The epic musical Les Misérables is coming to the big screen, and fans of the musical are eagerly anticipating its release on Christmas Day. There have been many things written about the film of late, most not without strong opinion: some nice things, some not so nice.
After watching the actors pour their hearts and souls out during a preview screening in New York City for 2.5+ hours (singing live, thanks to director Tom Hooper’s genius), I was starving. What was I craving? French food, of course.
Check out our Les Mis Movie Menu to see how the characters and songs from the epic match up with our perfect French recipes.
Hugh Jackman‘s Jean Valjean is heroic and valiant. At one point in the film when he is first released from prison by Russel Crowe’s ruthless (and pitch-less) Javert, Valjean is rescued by a priest who feeds him his first decent meal in nineteen years: stew. Hugh gulps it down eagerly, but probably would have devoured it with even more gusto had it been Laura Calder’s Beef Bourguignon.
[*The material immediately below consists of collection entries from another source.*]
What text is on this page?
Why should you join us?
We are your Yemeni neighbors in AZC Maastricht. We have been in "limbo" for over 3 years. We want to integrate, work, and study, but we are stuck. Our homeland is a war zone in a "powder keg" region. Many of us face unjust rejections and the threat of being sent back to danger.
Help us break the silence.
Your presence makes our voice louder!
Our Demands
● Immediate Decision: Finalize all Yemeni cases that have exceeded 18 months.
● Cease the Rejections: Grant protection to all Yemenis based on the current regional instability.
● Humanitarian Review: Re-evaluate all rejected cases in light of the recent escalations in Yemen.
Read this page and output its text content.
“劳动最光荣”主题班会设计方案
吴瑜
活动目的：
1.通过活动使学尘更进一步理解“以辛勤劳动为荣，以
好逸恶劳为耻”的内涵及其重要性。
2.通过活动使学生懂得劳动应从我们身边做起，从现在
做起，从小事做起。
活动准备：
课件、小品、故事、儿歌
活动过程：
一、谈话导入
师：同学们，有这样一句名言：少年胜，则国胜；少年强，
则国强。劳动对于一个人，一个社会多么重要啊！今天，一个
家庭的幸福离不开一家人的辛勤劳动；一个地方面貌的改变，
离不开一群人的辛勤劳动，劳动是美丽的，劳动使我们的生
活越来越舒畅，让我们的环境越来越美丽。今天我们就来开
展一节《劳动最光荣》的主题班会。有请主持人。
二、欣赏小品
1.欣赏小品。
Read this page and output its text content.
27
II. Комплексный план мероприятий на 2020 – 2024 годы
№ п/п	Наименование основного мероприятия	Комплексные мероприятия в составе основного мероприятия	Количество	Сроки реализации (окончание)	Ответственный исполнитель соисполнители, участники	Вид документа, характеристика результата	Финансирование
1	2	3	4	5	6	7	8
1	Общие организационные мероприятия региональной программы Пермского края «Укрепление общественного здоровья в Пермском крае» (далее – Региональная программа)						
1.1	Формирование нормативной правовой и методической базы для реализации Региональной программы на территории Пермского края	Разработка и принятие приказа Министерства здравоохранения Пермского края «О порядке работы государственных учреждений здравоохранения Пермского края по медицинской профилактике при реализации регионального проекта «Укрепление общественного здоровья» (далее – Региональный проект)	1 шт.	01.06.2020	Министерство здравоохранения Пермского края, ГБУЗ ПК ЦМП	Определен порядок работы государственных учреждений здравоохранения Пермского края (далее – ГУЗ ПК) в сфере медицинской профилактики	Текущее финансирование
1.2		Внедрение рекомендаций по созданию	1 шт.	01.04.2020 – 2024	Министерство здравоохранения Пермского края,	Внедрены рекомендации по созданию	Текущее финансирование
Anne Hathaway gives a tremendous performance as Fantine, as her boyish buzz cut and recent Golden Globe nomination attest. Her single-take performance of “I Dreamed a Dream” gave me goosebumps, and just might win her an Oscar. As Fantine (SPOILER ALERT) wastes away in the hospital, I though to myself: Home-girl could use a few cookies. These won’t fix her unfortunate new do, but very well might lighten her spirits and make her forget for a moment that she is working in a sweaty sowing factory and then as a lady of the evening while trying to support her child who’s father left her when autumn came. Sigh – and have another cookie.
“On My Own” is probably the iconic song of Les Mis, sung by the young tatters-wearing mud-smudged Eponine (played by newcomer Samantha Barks). Samantha’s version of the song is good, though it’s tough to beat the Lea’s (Salonga and Michele, of course). I’d like to be “on my own” while indulging in this Moelleux Au Chocolat from Laura Calder so that I could lick the plate clean sans shame.
Eddie Redmayne (who makes a dashing Marius) might be the breakout star of this film, though he is well known in Broadway circles. Though this dish isn’t French, per se, Chuck Hughes’s does fry up these Fried Mars Bars at his Montreal hot-spot Garde Manger. Think them as French-fried candies. Marius, too, could use a few after his perilous fights at the barricade and unconscious journey through the Paris sewers.
Amanda Seyfried plays the quiet, reserved and dainty Cosette, adopted daughter of Valjean. While her soprano notes occasionally feel like a reach, Cosette would definitely reach for these fetchingly composed canapés.
Helena Bonham Carter and Sasha Baron Cohen make a devious comic dream team as the Thenardiers, the owners of a bar and inn where stealing and trickery is the norm. While I love a good French rustic dish like these Potatoes a la Bakery, I wouldn’t want to eat the food cooked at the Thenardiers’ for fear of poisoning or cross-contamination. Nevertheless, they should add this classic to their menu for the purpose of attracting more patrons to dupe.